Causes of money laundering
Shell companies are business organisations where many money launderers hide illegal funds and identities of real owners. A shell company is a non-public entity formed to protect or hide another company’s assets. It only exists on paper as there are no physical premises, employees, revenue, or significant assets. However, there are bank accounts or investments. Shell companies are not illegal as they are legitimate financial systems that raise funds, hold stocks, or act as limited liability trustees. However, money launderers have taken advantage of shell companies’ often anonymous activities to illegally move money.
Introducing cryptocurrencies, such as bitcoins, Ethereum and the like, has exacerbated the money laundering trend globally. In the crypto world, money launderers send digital assets across blockchains, bypassing a centralized service that can trace and freeze transactions.
Lack of cooperation by governments
Some countries are known to frustrate the efforts of some governments to prosecute money launderers. These countries are largely uncooperative in responding to mutual legal assistance requests from countries where money laundering has taken place. They tend to hide the perpetrators for their own selfish interests.
Corruption and the failure of bank regulators
This is usually the bane of many underdeveloped countries where policies regarding the banking system are poor. The corruption and porous nature of these banking systems open the door to foreign actors’ use of domestic financial institutions to launder the proceeds of foreign crime.
Vendors and their financial institutions
Some vendors and their financial institutions are also complicit in money laundering as part of their business operations. They are willing to allow their businesses to be used for money laundering by accepting payments for goods and services from third parties with no apparent connection to the purchaser of the goods and services.
The government’s inability to investigate and prosecute money launderers and recover criminal proceeds is partly why the trend is growing. Many governments don’t have the existing tools to trace assets to criminal activities, thus letting the crime continue under their various noses.
Effects of money laundering
- Money laundering damages the reputation of the financial sector. When a financial institution has been busted for money laundering, it loses customers, affecting business and the nation’s economy.

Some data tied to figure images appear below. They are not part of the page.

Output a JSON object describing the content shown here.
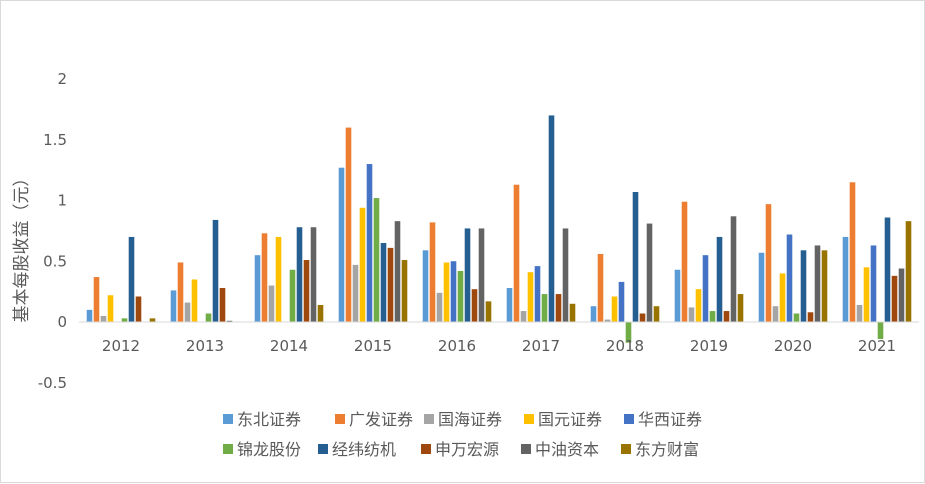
{
  "chart_data": {
    "type": "bar",
    "title": "",
    "xlabel": "",
    "ylabel": "基本每股收益（元）",
    "ylim": [
      -0.5,
      2
    ],
    "yticks": [
      -0.5,
      0,
      0.5,
      1,
      1.5,
      2
    ],
    "ytick_labels": [
      "-0.5",
      "0",
      "0.5",
      "1",
      "1.5",
      "2"
    ],
    "grid": false,
    "legend_position": "bottom",
    "categories": [
      "2012",
      "2013",
      "2014",
      "2015",
      "2016",
      "2017",
      "2018",
      "2019",
      "2020",
      "2021"
    ],
    "series": [
      {
        "name": "东北证券",
        "color": "#5B9BD5",
        "values": [
          0.1,
          0.26,
          0.55,
          1.27,
          0.59,
          0.28,
          0.13,
          0.43,
          0.57,
          0.7
        ]
      },
      {
        "name": "广发证券",
        "color": "#ED7D31",
        "values": [
          0.37,
          0.49,
          0.73,
          1.6,
          0.82,
          1.13,
          0.56,
          0.99,
          0.97,
          1.15
        ]
      },
      {
        "name": "国海证券",
        "color": "#A5A5A5",
        "values": [
          0.05,
          0.16,
          0.3,
          0.47,
          0.24,
          0.09,
          0.02,
          0.12,
          0.13,
          0.14
        ]
      },
      {
        "name": "国元证券",
        "color": "#FFC000",
        "values": [
          0.22,
          0.35,
          0.7,
          0.94,
          0.49,
          0.41,
          0.21,
          0.27,
          0.4,
          0.45
        ]
      },
      {
        "name": "华西证券",
        "color": "#4472C4",
        "values": [
          0.0,
          0.0,
          0.0,
          1.3,
          0.5,
          0.46,
          0.33,
          0.55,
          0.72,
          0.63
        ]
      },
      {
        "name": "锦龙股份",
        "color": "#70AD47",
        "values": [
          0.03,
          0.07,
          0.43,
          1.02,
          0.42,
          0.23,
          -0.17,
          0.09,
          0.07,
          -0.14
        ]
      },
      {
        "name": "经纬纺机",
        "color": "#255E91",
        "values": [
          0.7,
          0.84,
          0.78,
          0.65,
          0.77,
          1.7,
          1.07,
          0.7,
          0.59,
          0.86
        ]
      },
      {
        "name": "申万宏源",
        "color": "#9E480E",
        "values": [
          0.21,
          0.28,
          0.51,
          0.61,
          0.27,
          0.23,
          0.07,
          0.09,
          0.08,
          0.38
        ]
      },
      {
        "name": "中油资本",
        "color": "#636363",
        "values": [
          0.0,
          0.01,
          0.78,
          0.83,
          0.77,
          0.77,
          0.81,
          0.87,
          0.63,
          0.44
        ]
      },
      {
        "name": "东方财富",
        "color": "#997300",
        "values": [
          0.03,
          0.0,
          0.14,
          0.51,
          0.17,
          0.15,
          0.13,
          0.23,
          0.59,
          0.83
        ]
      }
    ]
  }
}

- Promotes crime such as terrorism, robbery, drug trafficking, etc and corruption that slows economic growth.
- Foreign investors are repelled from investing in countries involved in money laundering scandals. This affects the economy of such countries.
- Illicit funds from money laundering are often used to bring goods and services into the market. These goods and services are often sold at lower prices, thus discouraging legit businesses from operating effectively.

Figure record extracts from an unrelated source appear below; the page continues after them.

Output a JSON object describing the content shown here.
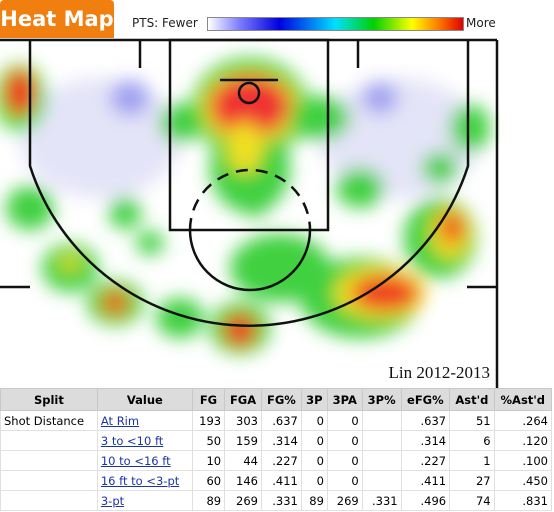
{
  "header": {
    "title": "Heat Map"
  },
  "legend": {
    "fewer": "PTS: Fewer",
    "more": "More"
  },
  "court": {
    "label": "Lin 2012-2013"
  },
  "table": {
    "columns": [
      "Split",
      "Value",
      "FG",
      "FGA",
      "FG%",
      "3P",
      "3PA",
      "3P%",
      "eFG%",
      "Ast'd",
      "%Ast'd"
    ],
    "rows": [
      [
        "Shot Distance",
        "At Rim",
        "193",
        "303",
        ".637",
        "0",
        "0",
        null,
        ".637",
        "51",
        ".264"
      ],
      [
        null,
        "3 to <10 ft",
        "50",
        "159",
        ".314",
        "0",
        "0",
        null,
        ".314",
        "6",
        ".120"
      ],
      [
        null,
        "10 to <16 ft",
        "10",
        "44",
        ".227",
        "0",
        "0",
        null,
        ".227",
        "1",
        ".100"
      ],
      [
        null,
        "16 ft to <3-pt",
        "60",
        "146",
        ".411",
        "0",
        "0",
        null,
        ".411",
        "27",
        ".450"
      ],
      [
        null,
        "3-pt",
        "89",
        "269",
        ".331",
        "89",
        "269",
        ".331",
        ".496",
        "74",
        ".831"
      ]
    ]
  }
}
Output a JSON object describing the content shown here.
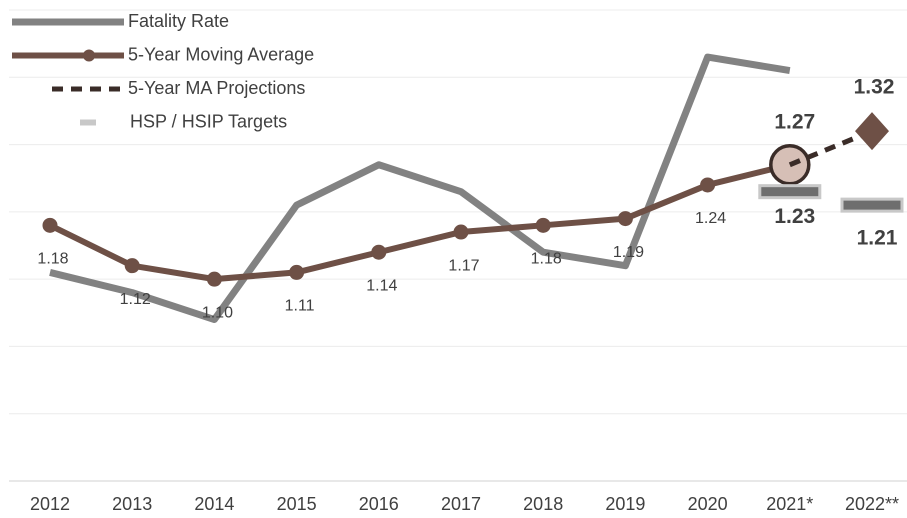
{
  "chart_data": {
    "type": "line",
    "categories": [
      "2012",
      "2013",
      "2014",
      "2015",
      "2016",
      "2017",
      "2018",
      "2019",
      "2020",
      "2021*",
      "2022**"
    ],
    "ylim": [
      0.8,
      1.5
    ],
    "yticks": [
      0.8,
      0.9,
      1.0,
      1.1,
      1.2,
      1.3,
      1.4,
      1.5
    ],
    "grid": true,
    "legend": "top-left",
    "series": [
      {
        "name": "Fatality Rate",
        "color": "#828282",
        "style": "line",
        "values": [
          1.11,
          1.08,
          1.04,
          1.21,
          1.27,
          1.23,
          1.14,
          1.12,
          1.43,
          1.41,
          null
        ]
      },
      {
        "name": "5-Year Moving Average",
        "color": "#6e5046",
        "style": "line-markers",
        "values": [
          1.18,
          1.12,
          1.1,
          1.11,
          1.14,
          1.17,
          1.18,
          1.19,
          1.24,
          1.27,
          null
        ],
        "value_labels": [
          "1.18",
          "1.12",
          "1.10",
          "1.11",
          "1.14",
          "1.17",
          "1.18",
          "1.19",
          "1.24",
          "1.27",
          null
        ]
      },
      {
        "name": "5-Year MA Projections",
        "color": "#3a2c28",
        "style": "dashed",
        "values": [
          null,
          null,
          null,
          null,
          null,
          null,
          null,
          null,
          null,
          1.27,
          1.32
        ],
        "value_labels": [
          null,
          null,
          null,
          null,
          null,
          null,
          null,
          null,
          null,
          null,
          "1.32"
        ]
      },
      {
        "name": "HSP / HSIP Targets",
        "color": "#6e6e6e",
        "style": "target",
        "values": [
          null,
          null,
          null,
          null,
          null,
          null,
          null,
          null,
          null,
          1.23,
          1.21
        ],
        "value_labels": [
          null,
          null,
          null,
          null,
          null,
          null,
          null,
          null,
          null,
          "1.23",
          "1.21"
        ]
      }
    ]
  }
}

How to curb money laundering
- There should be government laws prohibiting money laundering. Nigeria’s Money Laundering (Prevention and Prohibition) Bill, 2022, is a great step in the right direction. What remains is the effective implementation of the Act.
- Countries should cooperate in prosecuting money launderers for their crimes.
- Improve searches and tracing with technology.
- Banks should train their officials to identify suspicious activities in their systems.
- Banks should also follow the rules of the Anti-Money Laundering (AML) policy of each country.
Money laundering is a serious international crime affecting not only a country but the globe as a whole. Terrorist organisations, drug trafficking syndicates and other criminal organisations can operate through the illegal movement of funds. Depriving a criminal of ill-gotten wealth will make the criminal vulnerable and thus reduce crimes.